CHAPTER I: Your days, My days..oh No

8.5K 451 13
                                    


Langit menangis kala raja siang bertahta di Ibukota hari ini menjadi fenomena tak biasa.

Bagaimana tidak, Jakarta sudah terlalu angkuh untuk mengundang hujan sehingga memancing suka cita para insan yang telah lama merindu air mata langit.

Akupun begitu merindu bau tanah selepas awan stratus menampakan batang hidungnya ini. Terlebih kali ini, syahdunya musik alami yang tercipta dari percikan hujan mengalun bersamaku dalam sendu.

" pyuhh.." aku menghembuskan nafas tepat mengenai kaca jendela mobilku sehingga terukir lukisan abstrak buah karya karbondioksidaku.

Ddrtt..ddrt..ddrttt

HP ku menari-nari di saku baju pertanda meminta perhatianku.

Tampak di layar nama mamahku tercetak. Segera kuangkat telp darinya.

"Teh dimana? hujan besar nih, cepat pulang ya" sahut suara di seberang sana khawatir.

"Pengennya sih gitu mah, kaya ga tau aja mah Jakarta kaya gimana, hampir menua nih teteh di mobil..huhu.

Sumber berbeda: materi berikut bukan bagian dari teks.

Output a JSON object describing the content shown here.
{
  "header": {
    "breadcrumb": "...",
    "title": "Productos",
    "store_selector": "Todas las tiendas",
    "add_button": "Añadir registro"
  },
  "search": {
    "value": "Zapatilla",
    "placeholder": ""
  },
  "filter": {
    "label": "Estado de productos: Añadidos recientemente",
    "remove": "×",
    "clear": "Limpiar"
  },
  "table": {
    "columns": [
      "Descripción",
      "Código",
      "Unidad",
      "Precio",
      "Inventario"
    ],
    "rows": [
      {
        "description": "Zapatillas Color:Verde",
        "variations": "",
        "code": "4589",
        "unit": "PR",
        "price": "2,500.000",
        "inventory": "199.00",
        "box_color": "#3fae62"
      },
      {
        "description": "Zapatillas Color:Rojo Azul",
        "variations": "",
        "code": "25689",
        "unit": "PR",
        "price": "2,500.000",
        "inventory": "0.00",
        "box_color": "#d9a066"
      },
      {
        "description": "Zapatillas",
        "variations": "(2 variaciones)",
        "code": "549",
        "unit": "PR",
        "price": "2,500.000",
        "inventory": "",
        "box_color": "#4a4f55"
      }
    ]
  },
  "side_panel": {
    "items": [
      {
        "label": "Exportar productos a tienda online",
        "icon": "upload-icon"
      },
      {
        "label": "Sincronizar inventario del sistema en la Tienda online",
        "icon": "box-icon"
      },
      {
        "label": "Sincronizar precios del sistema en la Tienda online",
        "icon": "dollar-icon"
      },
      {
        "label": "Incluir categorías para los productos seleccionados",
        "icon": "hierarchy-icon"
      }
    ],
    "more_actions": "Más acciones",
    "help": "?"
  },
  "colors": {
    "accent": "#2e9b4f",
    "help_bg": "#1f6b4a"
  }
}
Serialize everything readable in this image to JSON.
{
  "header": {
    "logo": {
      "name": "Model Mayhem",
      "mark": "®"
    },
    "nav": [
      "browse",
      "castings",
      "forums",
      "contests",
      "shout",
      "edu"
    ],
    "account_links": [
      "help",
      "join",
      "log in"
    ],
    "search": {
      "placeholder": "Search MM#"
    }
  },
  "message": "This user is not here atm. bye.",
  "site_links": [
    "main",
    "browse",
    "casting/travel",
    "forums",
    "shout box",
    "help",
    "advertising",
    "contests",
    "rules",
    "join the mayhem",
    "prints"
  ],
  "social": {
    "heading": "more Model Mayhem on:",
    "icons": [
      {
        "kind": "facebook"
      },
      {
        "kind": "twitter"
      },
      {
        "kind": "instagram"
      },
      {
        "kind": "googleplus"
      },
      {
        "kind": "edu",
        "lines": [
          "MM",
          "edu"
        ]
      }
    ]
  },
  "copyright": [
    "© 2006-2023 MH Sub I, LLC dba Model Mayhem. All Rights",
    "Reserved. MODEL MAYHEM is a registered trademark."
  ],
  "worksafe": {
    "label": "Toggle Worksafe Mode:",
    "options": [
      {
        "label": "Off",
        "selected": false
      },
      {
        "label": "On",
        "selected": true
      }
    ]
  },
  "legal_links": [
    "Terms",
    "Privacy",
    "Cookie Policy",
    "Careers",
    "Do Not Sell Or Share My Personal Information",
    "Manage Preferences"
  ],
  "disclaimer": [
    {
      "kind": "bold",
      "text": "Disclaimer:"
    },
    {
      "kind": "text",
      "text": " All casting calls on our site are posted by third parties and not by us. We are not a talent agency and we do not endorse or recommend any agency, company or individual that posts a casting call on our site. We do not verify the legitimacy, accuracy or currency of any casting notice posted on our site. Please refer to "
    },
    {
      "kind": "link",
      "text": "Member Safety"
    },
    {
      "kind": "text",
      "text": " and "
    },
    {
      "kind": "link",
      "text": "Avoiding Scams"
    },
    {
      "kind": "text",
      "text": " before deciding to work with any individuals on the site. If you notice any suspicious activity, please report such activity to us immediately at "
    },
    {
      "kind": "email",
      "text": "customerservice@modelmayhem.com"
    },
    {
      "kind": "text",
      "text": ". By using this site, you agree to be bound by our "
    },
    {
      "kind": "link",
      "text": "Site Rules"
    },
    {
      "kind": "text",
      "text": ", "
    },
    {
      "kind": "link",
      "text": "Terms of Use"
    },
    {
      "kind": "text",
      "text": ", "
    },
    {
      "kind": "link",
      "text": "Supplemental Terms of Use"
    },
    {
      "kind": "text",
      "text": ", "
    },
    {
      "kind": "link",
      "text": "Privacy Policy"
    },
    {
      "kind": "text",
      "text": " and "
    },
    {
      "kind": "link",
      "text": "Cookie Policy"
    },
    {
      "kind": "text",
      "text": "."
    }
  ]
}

Mana teteh sendirian di mobil mana belum ma.."

"Sudah terlalu lama sendiri sudah terlalu lama aku asik sendiri" tetiba mamah berdendang memotong kicauan keluh kesah anak sulungnya.

"Ihh mamah kebiasaan deh" sahut sang putri kesal.

"makanya teh cari pacar biar kalau macet gini ada yang nemenin kamu,apalagi di saat mamah udah ga seluang dulu buat anter kamu, syukur-syukur sekalian nikah aja teh biar halal,mamah udah pengen nimang cucu" bawel mamah dengan penekanan intonasi di kata cucu.

"Horee lalayeye mamah dapat piring ala-ala sabun colek, karena ini tuh ya mah udah ke 2015 kalinya mamah ngomongin itu terus ke aku, lagian ya mah,mamah tuh udah keceplosan keluar Sakura masih aja minta cucu sama aku...bla..bla..bla" balas sang putri tak kalah bawel.

"Tapi kan ini beda teh,mamah maunya ya cucu dari kamu..."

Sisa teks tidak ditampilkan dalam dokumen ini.